Famous filmmaker Oliver Stone showed contempt for the concept of “cancel culture,” i.e. the collective outrage and calls for boycotts that arise when a public figure’s behavior is widely viewed as socially inappropriate.
On an appearance SiriusXM’s Jim Norton & Sam Roberts radio show, the acclaimed 73-year-old director, producer and writer behind Scarface, Platoon, Natural Born Killer and Wall Street said he’d be “vilified” for making those movies in today’s political climate, per the New York Post.
“I can tell you that if I made any of my films, I don’t think I’d last. I’d be vilified. I’d be attacked. Shamed. Whatever you want to call that … culture, cancel f–king culture.” Stone added that it’d be extremely difficult to tell those stories without offending critics.
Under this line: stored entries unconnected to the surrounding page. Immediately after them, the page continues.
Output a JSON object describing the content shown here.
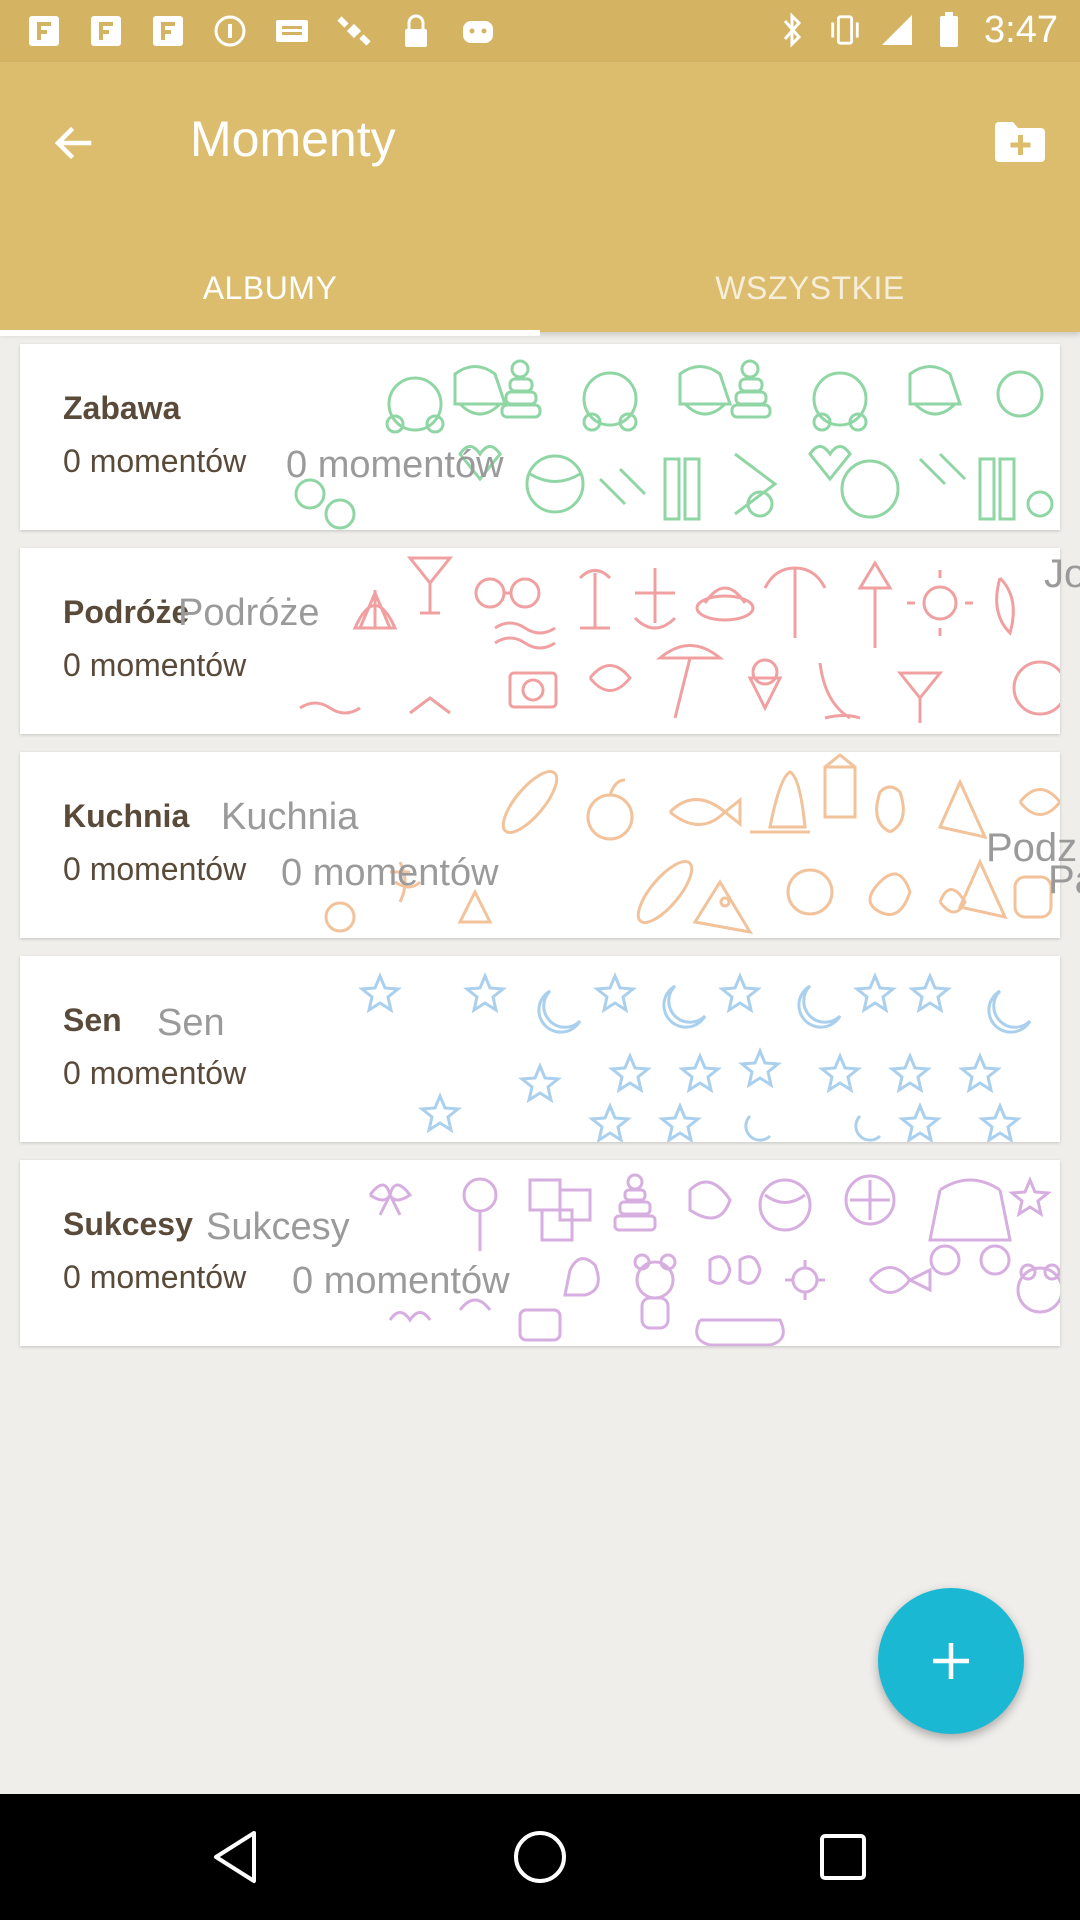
{
  "status_bar": {
    "time": "3:47",
    "left_icons": [
      "app-icon",
      "app-icon",
      "app-icon",
      "info-icon",
      "mail-icon",
      "satellite-icon",
      "lock-icon",
      "android-icon"
    ],
    "right_icons": [
      "bluetooth-icon",
      "vibrate-icon",
      "signal-icon",
      "battery-icon"
    ]
  },
  "app_bar": {
    "title": "Momenty",
    "tabs": [
      {
        "label": "ALBUMY",
        "selected": true
      },
      {
        "label": "WSZYSTKIE",
        "selected": false
      }
    ]
  },
  "albums": [
    {
      "name": "Zabawa",
      "count": "0 momentów",
      "ghost_name": "",
      "ghost_count": "0 momentów",
      "pattern": "toys",
      "pattern_color": "#8fd6a4"
    },
    {
      "name": "Podróże",
      "count": "0 momentów",
      "ghost_name": "Podróże",
      "ghost_count": "",
      "pattern": "travel",
      "pattern_color": "#f0a0a0"
    },
    {
      "name": "Kuchnia",
      "count": "0 momentów",
      "ghost_name": "Kuchnia",
      "ghost_count": "0 momentów",
      "pattern": "food",
      "pattern_color": "#f2c29b"
    },
    {
      "name": "Sen",
      "count": "0 momentów",
      "ghost_name": "Sen",
      "ghost_count": "",
      "pattern": "night",
      "pattern_color": "#aad0ee"
    },
    {
      "name": "Sukcesy",
      "count": "0 momentów",
      "ghost_name": "Sukcesy",
      "ghost_count": "0 momentów",
      "pattern": "baby",
      "pattern_color": "#d7aee0"
    }
  ],
  "ghost_edge": {
    "text1": "Jo",
    "text2": "Podz",
    "text3": "Pa"
  },
  "colors": {
    "status_bar": "#d4b463",
    "app_bar": "#dcbd6e",
    "fab": "#1ab8d3",
    "background": "#efeeeb"
  },
  "fab": {
    "icon": "plus-icon"
  },
  "nav": {
    "icons": [
      "back-triangle-icon",
      "home-circle-icon",
      "recents-square-icon"
    ]
  }
}
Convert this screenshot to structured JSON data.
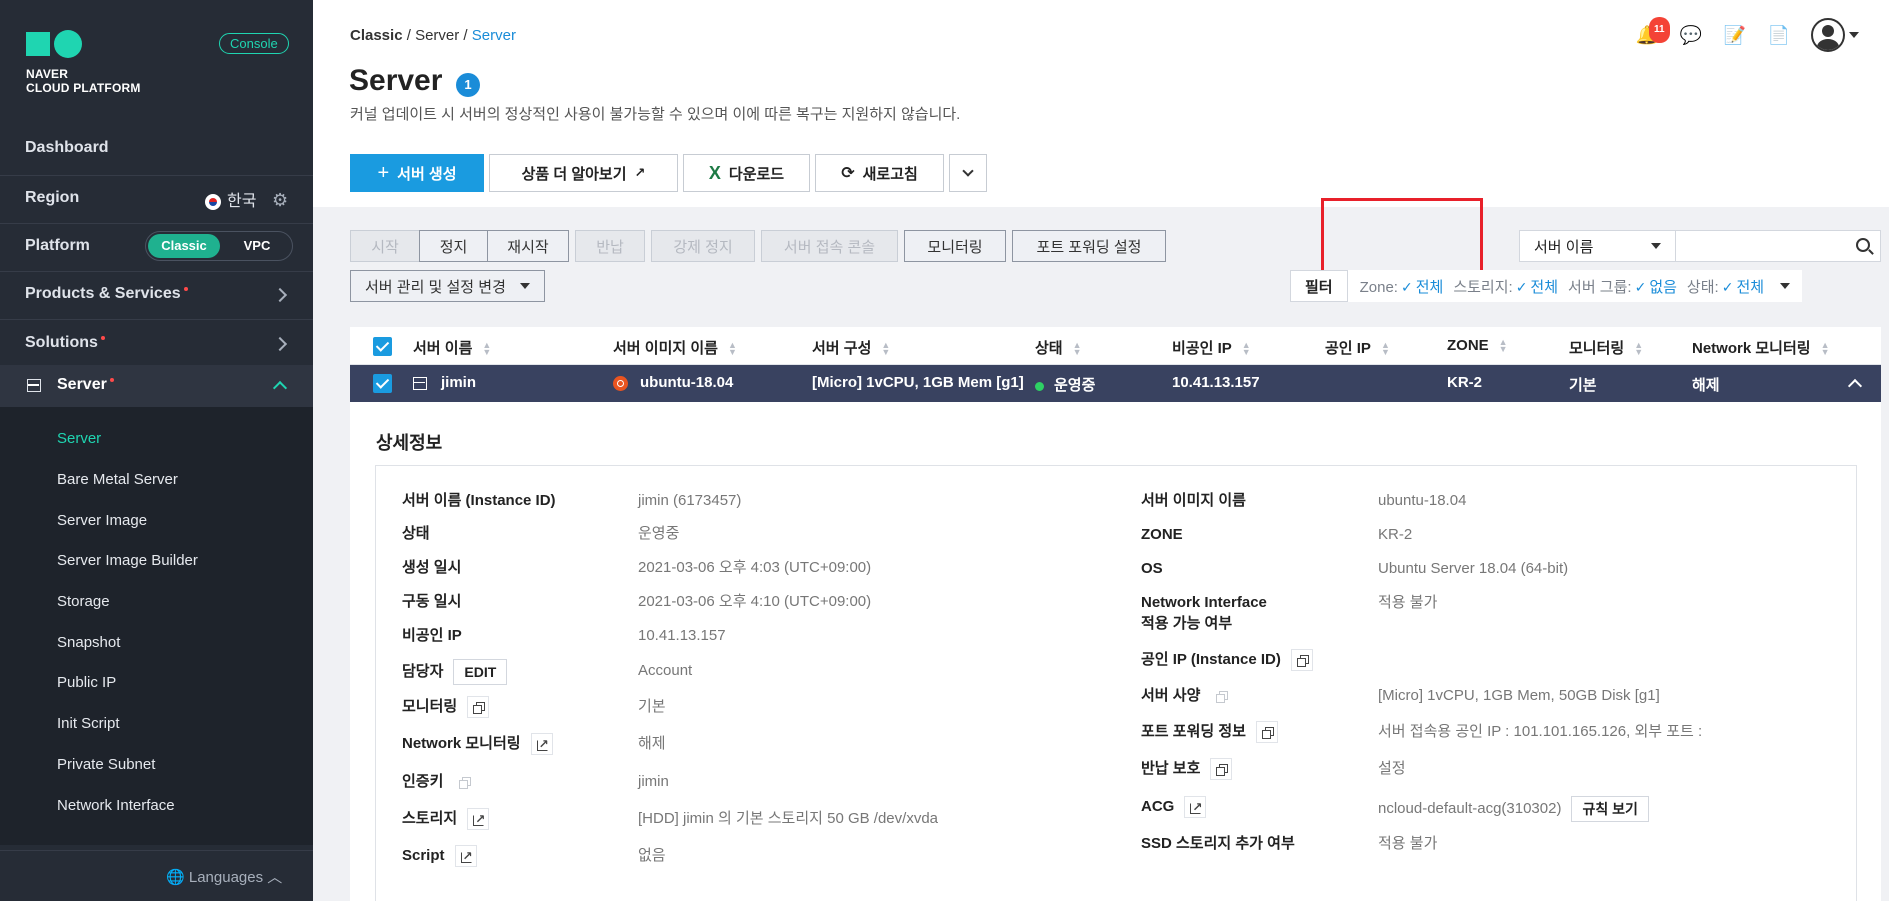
{
  "sidebar": {
    "logo_line1": "NAVER",
    "logo_line2": "CLOUD PLATFORM",
    "console": "Console",
    "dashboard": "Dashboard",
    "region": "Region",
    "region_value": "한국",
    "platform": "Platform",
    "platform_options": [
      "Classic",
      "VPC"
    ],
    "products": "Products & Services",
    "solutions": "Solutions",
    "server": "Server",
    "server_items": [
      "Server",
      "Bare Metal Server",
      "Server Image",
      "Server Image Builder",
      "Storage",
      "Snapshot",
      "Public IP",
      "Init Script",
      "Private Subnet",
      "Network Interface"
    ],
    "languages": "Languages"
  },
  "header": {
    "breadcrumb": [
      "Classic",
      "Server",
      "Server"
    ],
    "title": "Server",
    "count": "1",
    "subtitle": "커널 업데이트 시 서버의 정상적인 사용이 불가능할 수 있으며 이에 따른 복구는 지원하지 않습니다.",
    "notif_count": "11"
  },
  "toolbar": {
    "create": "서버 생성",
    "learn_more": "상품 더 알아보기",
    "download": "다운로드",
    "refresh": "새로고침"
  },
  "actions": {
    "start": "시작",
    "stop": "정지",
    "restart": "재시작",
    "return": "반납",
    "force_stop": "강제 정지",
    "console": "서버 접속 콘솔",
    "monitoring": "모니터링",
    "port_forwarding": "포트 포워딩 설정",
    "manage": "서버 관리 및 설정 변경"
  },
  "search": {
    "select": "서버 이름"
  },
  "filter": {
    "label": "필터",
    "zone_label": "Zone:",
    "zone_value": "전체",
    "storage_label": "스토리지:",
    "storage_value": "전체",
    "group_label": "서버 그룹:",
    "group_value": "없음",
    "status_label": "상태:",
    "status_value": "전체"
  },
  "table": {
    "headers": [
      "서버 이름",
      "서버 이미지 이름",
      "서버 구성",
      "상태",
      "비공인 IP",
      "공인 IP",
      "ZONE",
      "모니터링",
      "Network 모니터링"
    ],
    "row": {
      "name": "jimin",
      "image": "ubuntu-18.04",
      "spec": "[Micro] 1vCPU, 1GB Mem [g1]",
      "status": "운영중",
      "private_ip": "10.41.13.157",
      "public_ip": "",
      "zone": "KR-2",
      "monitoring": "기본",
      "net_monitoring": "해제"
    }
  },
  "detail": {
    "title": "상세정보",
    "left": [
      {
        "label": "서버 이름 (Instance ID)",
        "value": "jimin (6173457)"
      },
      {
        "label": "상태",
        "value": "운영중"
      },
      {
        "label": "생성 일시",
        "value": "2021-03-06 오후 4:03 (UTC+09:00)"
      },
      {
        "label": "구동 일시",
        "value": "2021-03-06 오후 4:10 (UTC+09:00)"
      },
      {
        "label": "비공인 IP",
        "value": "10.41.13.157"
      },
      {
        "label": "담당자",
        "value": "Account"
      },
      {
        "label": "모니터링",
        "value": "기본"
      },
      {
        "label": "Network 모니터링",
        "value": "해제"
      },
      {
        "label": "인증키",
        "value": "jimin"
      },
      {
        "label": "스토리지",
        "value": "[HDD] jimin 의 기본 스토리지  50 GB /dev/xvda"
      },
      {
        "label": "Script",
        "value": "없음"
      }
    ],
    "edit": "EDIT",
    "right": [
      {
        "label": "서버 이미지 이름",
        "value": "ubuntu-18.04"
      },
      {
        "label": "ZONE",
        "value": "KR-2"
      },
      {
        "label": "OS",
        "value": "Ubuntu Server 18.04 (64-bit)"
      },
      {
        "label": "Network Interface",
        "label2": "적용 가능 여부",
        "value": "적용 불가"
      },
      {
        "label": "공인 IP (Instance ID)",
        "value": ""
      },
      {
        "label": "서버 사양",
        "value": "[Micro] 1vCPU, 1GB Mem, 50GB Disk [g1]"
      },
      {
        "label": "포트 포워딩 정보",
        "value": "서버 접속용 공인 IP : 101.101.165.126, 외부 포트 :"
      },
      {
        "label": "반납 보호",
        "value": "설정"
      },
      {
        "label": "ACG",
        "value": "ncloud-default-acg(310302)"
      },
      {
        "label": "SSD 스토리지 추가 여부",
        "value": "적용 불가"
      }
    ],
    "rules_btn": "규칙 보기"
  },
  "colors": {
    "sidebar_bg": "#262c36",
    "accent_teal": "#1fd5b1",
    "primary_blue": "#1a9be0",
    "selected_row": "#394260",
    "highlight_red": "#e8202a"
  }
}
“I mean, it’s just impossible. I would have had to step on so many sensitivities. You have to have some freedom to make a movie, unfortunately. You have to be rude. You can be bad. And you’re going to have do to these things like step on toes. Holy cow. Do you think I could have made any one of those films?”
It’s worth noting that Stone is known for holding what are considered to be left-wing views. In the 2012 documentary miniseries Oliver Stone’s Untold History of the United States,” Stone scathed historically significant American political and military figures for acting with little concern for their constituents or global citizens. The project received positive reviews from former Soviet President Mikhail Gorbachev, The Guardian journalist Glenn Greenwald, and reviewers from IndieWire, among others.